Terracotta manipolata in molti che dipanano la loro forma dalle movenze originali del cavo orale, matrice di un modellato a tratti e pressioni conseguenti che ravvivano profili e volumi per la cattura della luce nello spazio quale attore primario del variabile effetto visivo delle tre dimensioni.
La scultura non è lingua morta fin che la mano cercherà di intendersela con la materia, affrontandone l’infinito e multiforme potere generativo. ‘Picchia e ripicchia la pietra puttana, guarda come si scaglia e ti sfavilla!’ diceva Papini nella sua preghiera a Michelangelo, invocandone la presenza in una Toscana che ormai senza di lui sembra deserta perché nessuno fa più guerra “ai massi e le montagne”.

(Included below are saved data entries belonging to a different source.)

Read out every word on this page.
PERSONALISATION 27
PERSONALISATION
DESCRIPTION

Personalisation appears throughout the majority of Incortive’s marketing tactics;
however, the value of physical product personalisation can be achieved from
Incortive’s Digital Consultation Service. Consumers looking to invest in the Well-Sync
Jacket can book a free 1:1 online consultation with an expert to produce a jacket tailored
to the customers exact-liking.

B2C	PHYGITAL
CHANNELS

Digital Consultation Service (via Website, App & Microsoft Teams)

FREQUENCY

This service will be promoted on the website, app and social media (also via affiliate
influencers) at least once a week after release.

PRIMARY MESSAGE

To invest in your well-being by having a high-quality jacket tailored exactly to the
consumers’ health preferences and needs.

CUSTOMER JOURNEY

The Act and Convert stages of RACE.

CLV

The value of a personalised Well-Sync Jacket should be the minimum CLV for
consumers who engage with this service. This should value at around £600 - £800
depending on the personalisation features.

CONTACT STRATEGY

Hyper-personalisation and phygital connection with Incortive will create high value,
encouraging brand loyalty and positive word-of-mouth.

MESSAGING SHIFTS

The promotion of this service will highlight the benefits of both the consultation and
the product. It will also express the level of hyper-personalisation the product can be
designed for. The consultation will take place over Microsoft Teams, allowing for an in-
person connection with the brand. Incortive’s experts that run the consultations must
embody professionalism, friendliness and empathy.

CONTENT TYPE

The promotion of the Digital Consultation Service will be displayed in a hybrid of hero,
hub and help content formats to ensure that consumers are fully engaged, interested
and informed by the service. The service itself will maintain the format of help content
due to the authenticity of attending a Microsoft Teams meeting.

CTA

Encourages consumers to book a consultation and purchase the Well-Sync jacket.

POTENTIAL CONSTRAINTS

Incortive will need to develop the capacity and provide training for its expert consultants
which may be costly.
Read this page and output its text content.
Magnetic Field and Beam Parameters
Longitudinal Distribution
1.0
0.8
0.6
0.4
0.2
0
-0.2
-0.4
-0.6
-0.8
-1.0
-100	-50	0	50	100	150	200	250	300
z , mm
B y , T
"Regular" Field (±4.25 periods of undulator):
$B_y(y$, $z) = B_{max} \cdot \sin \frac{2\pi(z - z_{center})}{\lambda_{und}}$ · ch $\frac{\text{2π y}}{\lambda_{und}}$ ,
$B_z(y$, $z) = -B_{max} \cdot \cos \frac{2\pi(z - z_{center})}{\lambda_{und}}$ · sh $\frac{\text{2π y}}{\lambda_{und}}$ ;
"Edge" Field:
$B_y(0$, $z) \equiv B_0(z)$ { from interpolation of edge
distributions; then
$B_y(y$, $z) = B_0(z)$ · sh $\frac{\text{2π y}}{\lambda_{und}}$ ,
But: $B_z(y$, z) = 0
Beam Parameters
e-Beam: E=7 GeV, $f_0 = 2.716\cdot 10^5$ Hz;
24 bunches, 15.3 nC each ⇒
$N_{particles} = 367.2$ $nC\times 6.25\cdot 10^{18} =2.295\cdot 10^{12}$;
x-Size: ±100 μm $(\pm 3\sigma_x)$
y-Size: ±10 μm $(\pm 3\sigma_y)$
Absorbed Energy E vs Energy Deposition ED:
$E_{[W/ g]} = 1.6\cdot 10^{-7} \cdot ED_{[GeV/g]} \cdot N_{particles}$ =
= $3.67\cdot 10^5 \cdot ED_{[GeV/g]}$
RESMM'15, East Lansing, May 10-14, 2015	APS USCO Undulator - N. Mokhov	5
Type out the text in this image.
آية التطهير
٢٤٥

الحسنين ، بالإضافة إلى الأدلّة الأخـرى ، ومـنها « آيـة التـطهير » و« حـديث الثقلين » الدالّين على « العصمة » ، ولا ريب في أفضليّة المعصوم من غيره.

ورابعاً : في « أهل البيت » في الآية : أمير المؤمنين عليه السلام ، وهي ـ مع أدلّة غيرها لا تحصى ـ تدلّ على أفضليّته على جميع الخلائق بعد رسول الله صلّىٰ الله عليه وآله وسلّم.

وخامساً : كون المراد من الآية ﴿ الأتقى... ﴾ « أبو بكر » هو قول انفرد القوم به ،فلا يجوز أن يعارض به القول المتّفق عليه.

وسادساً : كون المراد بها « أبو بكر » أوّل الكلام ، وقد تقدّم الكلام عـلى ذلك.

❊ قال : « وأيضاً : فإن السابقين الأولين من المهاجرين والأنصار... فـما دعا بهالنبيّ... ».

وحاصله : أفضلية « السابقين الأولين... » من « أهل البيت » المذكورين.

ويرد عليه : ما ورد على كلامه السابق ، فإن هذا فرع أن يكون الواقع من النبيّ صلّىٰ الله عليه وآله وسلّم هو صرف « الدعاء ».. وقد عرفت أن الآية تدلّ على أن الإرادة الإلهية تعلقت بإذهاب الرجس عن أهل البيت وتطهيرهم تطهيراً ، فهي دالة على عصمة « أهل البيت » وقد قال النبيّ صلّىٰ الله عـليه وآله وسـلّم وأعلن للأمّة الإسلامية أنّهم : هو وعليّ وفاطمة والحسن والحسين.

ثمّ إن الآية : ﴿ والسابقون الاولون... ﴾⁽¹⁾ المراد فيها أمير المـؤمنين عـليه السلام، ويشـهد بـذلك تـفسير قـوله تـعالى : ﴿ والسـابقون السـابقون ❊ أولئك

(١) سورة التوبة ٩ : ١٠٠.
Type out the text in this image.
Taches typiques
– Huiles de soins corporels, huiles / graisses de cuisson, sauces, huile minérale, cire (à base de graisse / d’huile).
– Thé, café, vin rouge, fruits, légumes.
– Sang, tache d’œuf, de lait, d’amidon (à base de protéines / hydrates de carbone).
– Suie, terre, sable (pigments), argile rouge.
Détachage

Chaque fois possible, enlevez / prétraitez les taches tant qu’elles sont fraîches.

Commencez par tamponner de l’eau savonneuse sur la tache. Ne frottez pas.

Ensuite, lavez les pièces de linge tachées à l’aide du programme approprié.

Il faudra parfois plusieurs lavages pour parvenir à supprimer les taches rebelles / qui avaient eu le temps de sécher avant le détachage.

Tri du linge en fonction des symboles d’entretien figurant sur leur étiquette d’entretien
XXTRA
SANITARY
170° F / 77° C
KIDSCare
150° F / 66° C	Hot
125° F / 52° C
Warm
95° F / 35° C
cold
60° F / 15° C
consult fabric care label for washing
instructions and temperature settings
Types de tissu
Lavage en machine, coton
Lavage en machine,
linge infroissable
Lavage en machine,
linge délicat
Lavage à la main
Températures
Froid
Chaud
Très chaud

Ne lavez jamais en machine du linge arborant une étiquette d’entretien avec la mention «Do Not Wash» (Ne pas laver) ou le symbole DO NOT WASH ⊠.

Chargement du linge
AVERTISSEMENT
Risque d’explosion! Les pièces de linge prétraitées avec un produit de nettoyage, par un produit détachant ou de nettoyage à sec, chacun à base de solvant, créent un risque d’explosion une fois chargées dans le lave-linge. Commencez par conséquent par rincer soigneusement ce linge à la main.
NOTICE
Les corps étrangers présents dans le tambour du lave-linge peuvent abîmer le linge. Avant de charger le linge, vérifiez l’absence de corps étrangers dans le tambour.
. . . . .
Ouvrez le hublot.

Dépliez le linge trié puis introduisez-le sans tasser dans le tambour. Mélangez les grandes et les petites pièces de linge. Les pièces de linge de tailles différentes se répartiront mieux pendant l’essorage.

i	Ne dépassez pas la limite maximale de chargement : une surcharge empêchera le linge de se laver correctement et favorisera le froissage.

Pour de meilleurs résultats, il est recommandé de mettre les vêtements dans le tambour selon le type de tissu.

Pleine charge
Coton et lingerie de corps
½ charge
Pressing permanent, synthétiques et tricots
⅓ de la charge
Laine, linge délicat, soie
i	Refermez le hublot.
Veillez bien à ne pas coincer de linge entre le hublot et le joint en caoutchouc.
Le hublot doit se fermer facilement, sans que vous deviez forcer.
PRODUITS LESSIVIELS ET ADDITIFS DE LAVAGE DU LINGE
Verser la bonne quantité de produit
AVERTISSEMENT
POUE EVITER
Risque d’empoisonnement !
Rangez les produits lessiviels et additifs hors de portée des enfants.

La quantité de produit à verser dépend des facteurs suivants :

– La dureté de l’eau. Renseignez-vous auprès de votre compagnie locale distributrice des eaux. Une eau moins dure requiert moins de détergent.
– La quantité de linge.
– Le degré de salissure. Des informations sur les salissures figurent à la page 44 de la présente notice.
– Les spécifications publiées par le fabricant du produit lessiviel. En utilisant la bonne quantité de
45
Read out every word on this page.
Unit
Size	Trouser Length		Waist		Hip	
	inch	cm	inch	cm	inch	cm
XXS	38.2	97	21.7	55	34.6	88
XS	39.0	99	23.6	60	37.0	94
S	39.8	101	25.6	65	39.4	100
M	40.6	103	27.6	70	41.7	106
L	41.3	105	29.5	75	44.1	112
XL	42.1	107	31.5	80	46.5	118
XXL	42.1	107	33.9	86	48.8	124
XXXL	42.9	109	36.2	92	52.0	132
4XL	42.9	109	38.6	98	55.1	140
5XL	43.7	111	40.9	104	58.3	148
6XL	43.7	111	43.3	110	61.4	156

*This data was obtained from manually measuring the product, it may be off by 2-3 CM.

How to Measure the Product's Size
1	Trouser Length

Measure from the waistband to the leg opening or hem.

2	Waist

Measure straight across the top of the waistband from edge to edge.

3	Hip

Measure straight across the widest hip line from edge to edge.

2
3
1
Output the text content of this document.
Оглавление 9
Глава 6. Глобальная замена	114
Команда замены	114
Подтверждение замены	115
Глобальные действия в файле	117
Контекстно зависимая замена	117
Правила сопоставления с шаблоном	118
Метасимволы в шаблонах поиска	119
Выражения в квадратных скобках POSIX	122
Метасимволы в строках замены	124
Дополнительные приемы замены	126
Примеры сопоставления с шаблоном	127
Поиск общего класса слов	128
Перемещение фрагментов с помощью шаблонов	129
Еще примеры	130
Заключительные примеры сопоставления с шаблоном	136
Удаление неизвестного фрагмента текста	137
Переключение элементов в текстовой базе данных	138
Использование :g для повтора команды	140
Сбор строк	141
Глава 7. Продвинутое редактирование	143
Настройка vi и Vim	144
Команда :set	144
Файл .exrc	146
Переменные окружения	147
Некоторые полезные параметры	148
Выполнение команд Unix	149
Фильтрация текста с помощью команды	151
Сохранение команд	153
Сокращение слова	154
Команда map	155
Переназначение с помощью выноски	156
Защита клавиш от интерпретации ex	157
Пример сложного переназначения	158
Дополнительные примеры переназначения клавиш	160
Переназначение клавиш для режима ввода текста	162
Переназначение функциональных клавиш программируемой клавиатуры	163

Per analoga adesione emotiva, Angela Maria Piga, ha scoperto le sue ‘forme sconosciute’, affidandosi alla rabdomanzia di una manualità tutta rivolta a rivelare quella forma che l’argilla, sua materia prescelta, suggeriva. Ne sono emerse figure plurime di volti appartenenti ad un coro estatico e silente, volti contratti e pure misurati da un ritmo interno portatore di una sobria, essenziale eleganza.
La mostra, presentata da Marco Di Capua e aperta a Roma nella galleria di Daina Maja Titonel in Via di Monserrato, è una occasione da non perdere.